Прихватив для крепости и костыль, он размашисто зашагал к болотцу.

Лизка сладко спала. Выпучив шишковатые бельма, большая лягушка сидела на черной кочке и, часто дыша, очарованно глядела на облепленную комарами и грязью Лизку.

Остроносая, маленькая, худая, Лизка лежала в грязи, откинув тонкую руку в сторону мужа, будто просила его о помощи.

Он вспомнил, как на их с Лизкой свадьбе теща с покойной матерью пели любовные величанья:

Голубушка сворковала,

Голубана целовала!

Сизый голубь сворковал,

Голубушку целовал.

Да и сама она перед свадьбой спела Фоме:

Когда примем с тобой золоты венцы,

Я тебе буду служечка,

Я твое буду кушати,

Я тебя буду слушати…

А пела она тогда, в девках, на диво: так редко кто и поет. Не только в деревне, но и в Завозном, песенной заводчицы лучше ее и не было. Знала подпевашки-повертушки, под какие плясать сподручно: под первую половину — туда идут, под вторую — назад вернутся. Певала шутейные да срамные — эти, выпивши, люди любят. Не выкобенивалась, а возьмет да и начнет полным голосом — хоть в особицу, хоть в согласицу, как попросят. Песни пела и те, что идут отлого, и те, что быстрее, круто. Бывало, попросят на посиделках:

— На-ка, Лизутка, сыграй нам чего-ничего…

— Да что-то, девки, голос вроде бы не бежит.

— Начни, он сразу и побежит!

— И ладно, начну. Сейчас я вам в старых словах свою проголосицу покажу. Сама сочинила!

Да, пела и сочиняла.

Теперь — давно не поет. И ему давно не до песен…

С горькой, невольной жалостью Голубан глядел на жену, примеряясь, как лучше взять ее из болотца. Сколько раз в те первые годы он легко поднимал и нес ее на руках в избу? Бывало, после рыбалки на озере, уж обязательно выносил ее из лодки на сухой бережок, чтобы ножек не замочила. И дома носил не раз.
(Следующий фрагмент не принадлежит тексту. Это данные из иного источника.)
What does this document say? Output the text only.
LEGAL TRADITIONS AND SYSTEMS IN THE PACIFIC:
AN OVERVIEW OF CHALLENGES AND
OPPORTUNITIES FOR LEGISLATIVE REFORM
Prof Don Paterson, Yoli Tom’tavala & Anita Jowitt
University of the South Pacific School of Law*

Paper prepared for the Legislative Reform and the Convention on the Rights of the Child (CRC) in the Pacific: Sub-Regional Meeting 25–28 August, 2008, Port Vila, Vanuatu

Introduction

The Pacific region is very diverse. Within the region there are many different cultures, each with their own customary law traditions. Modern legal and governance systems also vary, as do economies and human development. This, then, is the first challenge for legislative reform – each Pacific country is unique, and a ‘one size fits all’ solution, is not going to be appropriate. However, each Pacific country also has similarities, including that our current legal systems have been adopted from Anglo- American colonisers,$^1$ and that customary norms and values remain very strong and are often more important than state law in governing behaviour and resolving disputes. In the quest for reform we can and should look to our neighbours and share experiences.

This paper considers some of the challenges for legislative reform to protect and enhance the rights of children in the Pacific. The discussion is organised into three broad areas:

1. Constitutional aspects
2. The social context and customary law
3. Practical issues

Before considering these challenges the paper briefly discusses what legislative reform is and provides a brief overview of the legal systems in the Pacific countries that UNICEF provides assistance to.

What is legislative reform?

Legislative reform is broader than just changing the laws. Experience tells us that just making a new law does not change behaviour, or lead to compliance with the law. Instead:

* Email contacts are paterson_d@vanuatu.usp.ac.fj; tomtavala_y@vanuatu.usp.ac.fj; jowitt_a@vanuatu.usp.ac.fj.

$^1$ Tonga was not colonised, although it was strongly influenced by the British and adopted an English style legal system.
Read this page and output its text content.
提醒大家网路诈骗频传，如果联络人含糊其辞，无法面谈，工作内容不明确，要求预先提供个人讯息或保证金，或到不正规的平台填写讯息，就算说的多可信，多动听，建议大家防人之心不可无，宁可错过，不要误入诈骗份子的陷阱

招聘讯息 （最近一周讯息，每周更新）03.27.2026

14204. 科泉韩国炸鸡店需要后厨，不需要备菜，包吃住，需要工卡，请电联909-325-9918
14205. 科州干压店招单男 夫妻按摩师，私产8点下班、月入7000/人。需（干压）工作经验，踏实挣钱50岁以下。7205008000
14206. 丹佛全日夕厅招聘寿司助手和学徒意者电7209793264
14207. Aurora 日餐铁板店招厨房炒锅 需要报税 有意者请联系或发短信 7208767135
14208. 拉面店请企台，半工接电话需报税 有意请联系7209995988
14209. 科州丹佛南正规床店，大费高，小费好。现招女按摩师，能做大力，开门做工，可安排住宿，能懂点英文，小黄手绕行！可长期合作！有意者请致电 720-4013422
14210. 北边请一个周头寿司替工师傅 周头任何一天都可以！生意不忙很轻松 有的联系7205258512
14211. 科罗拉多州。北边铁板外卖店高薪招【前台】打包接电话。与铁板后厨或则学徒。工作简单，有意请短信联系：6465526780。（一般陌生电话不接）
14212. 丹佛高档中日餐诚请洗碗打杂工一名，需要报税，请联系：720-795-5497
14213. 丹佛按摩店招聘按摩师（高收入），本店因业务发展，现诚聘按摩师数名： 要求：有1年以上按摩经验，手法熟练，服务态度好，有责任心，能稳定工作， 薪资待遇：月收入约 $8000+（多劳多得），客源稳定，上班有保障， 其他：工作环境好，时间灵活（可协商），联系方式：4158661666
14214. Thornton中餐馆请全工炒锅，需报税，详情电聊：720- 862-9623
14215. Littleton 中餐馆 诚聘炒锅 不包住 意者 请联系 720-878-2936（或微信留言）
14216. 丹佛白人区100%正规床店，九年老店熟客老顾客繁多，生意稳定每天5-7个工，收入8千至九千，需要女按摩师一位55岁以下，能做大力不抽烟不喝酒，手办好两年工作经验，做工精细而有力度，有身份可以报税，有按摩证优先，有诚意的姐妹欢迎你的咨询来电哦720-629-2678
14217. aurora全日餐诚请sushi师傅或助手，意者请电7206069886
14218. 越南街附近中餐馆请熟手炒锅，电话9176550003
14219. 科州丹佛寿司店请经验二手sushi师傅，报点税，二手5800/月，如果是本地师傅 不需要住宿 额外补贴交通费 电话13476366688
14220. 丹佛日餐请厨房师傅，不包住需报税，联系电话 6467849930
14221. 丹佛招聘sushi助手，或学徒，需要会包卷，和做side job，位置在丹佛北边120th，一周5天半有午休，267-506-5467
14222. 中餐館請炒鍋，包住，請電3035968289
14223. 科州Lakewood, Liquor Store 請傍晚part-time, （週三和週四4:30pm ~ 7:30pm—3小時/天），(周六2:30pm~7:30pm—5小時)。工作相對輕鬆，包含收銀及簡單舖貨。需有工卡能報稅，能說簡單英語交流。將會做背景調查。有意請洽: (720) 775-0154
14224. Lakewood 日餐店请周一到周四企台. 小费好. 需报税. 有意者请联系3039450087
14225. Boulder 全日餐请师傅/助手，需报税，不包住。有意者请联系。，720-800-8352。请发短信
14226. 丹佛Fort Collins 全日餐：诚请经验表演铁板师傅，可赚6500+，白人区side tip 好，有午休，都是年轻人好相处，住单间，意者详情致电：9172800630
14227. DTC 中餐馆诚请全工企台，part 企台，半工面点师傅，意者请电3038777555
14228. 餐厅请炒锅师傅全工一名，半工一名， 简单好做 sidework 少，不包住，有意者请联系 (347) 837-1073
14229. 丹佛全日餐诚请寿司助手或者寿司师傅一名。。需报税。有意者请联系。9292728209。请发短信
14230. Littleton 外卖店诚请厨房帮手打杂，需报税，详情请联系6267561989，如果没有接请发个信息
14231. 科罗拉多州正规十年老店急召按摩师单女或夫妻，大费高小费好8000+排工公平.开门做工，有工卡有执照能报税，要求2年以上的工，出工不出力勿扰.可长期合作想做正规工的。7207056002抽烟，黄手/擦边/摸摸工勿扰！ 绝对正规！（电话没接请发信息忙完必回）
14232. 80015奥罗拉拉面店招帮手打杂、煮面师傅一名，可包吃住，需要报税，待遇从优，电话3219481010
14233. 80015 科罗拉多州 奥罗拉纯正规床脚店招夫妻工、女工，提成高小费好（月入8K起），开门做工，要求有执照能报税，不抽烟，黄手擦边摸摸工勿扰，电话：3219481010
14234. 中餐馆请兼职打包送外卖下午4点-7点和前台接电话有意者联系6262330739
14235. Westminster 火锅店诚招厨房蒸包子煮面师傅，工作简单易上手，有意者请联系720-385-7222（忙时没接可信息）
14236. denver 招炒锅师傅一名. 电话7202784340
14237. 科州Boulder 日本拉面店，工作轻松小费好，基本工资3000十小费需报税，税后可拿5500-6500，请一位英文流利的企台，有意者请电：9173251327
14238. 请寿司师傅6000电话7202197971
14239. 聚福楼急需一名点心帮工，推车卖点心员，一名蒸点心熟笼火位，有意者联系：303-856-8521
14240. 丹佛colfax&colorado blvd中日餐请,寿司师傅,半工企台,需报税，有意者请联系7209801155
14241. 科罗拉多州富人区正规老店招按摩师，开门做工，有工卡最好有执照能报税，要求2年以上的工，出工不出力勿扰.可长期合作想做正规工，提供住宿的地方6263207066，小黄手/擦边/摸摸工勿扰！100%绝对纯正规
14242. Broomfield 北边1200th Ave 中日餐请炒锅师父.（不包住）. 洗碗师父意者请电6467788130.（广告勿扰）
А с тех пор как увидел однажды вместе с Игнатом, носить не стал. Пыталась что-то ему объяснить — не захотел ее слушать.

Любил, а слушать не захотел.

Спокойным да добрым был, а ласковым — не был.

Так жизнь себе шла и шла: Лизавете — далось хозяйство, Фома — с утра до ночи на лесопункте. Что есть он, бывало, дома, что нет его дома. Он сам по себе, она — сама по себе.

И вот — загуляла…

Неужто не только Лизка, но я и сам виноват? — уже не впервые спросил он себя тоскливо. — Катюшку Братищеву, свояченицу Игната, стало мне нынче жалко, а Лизку, выходит, нет? Однако дороже ее и на свете нет! А ей, чай, тоже тепла охота…

Не испытывая ни брезгливости, ни злости, которая совсем недавно мучила сердце, он с силой просунул левую руку в тухлую жижу, приладился — и рывком вытащил тело жены из грязи.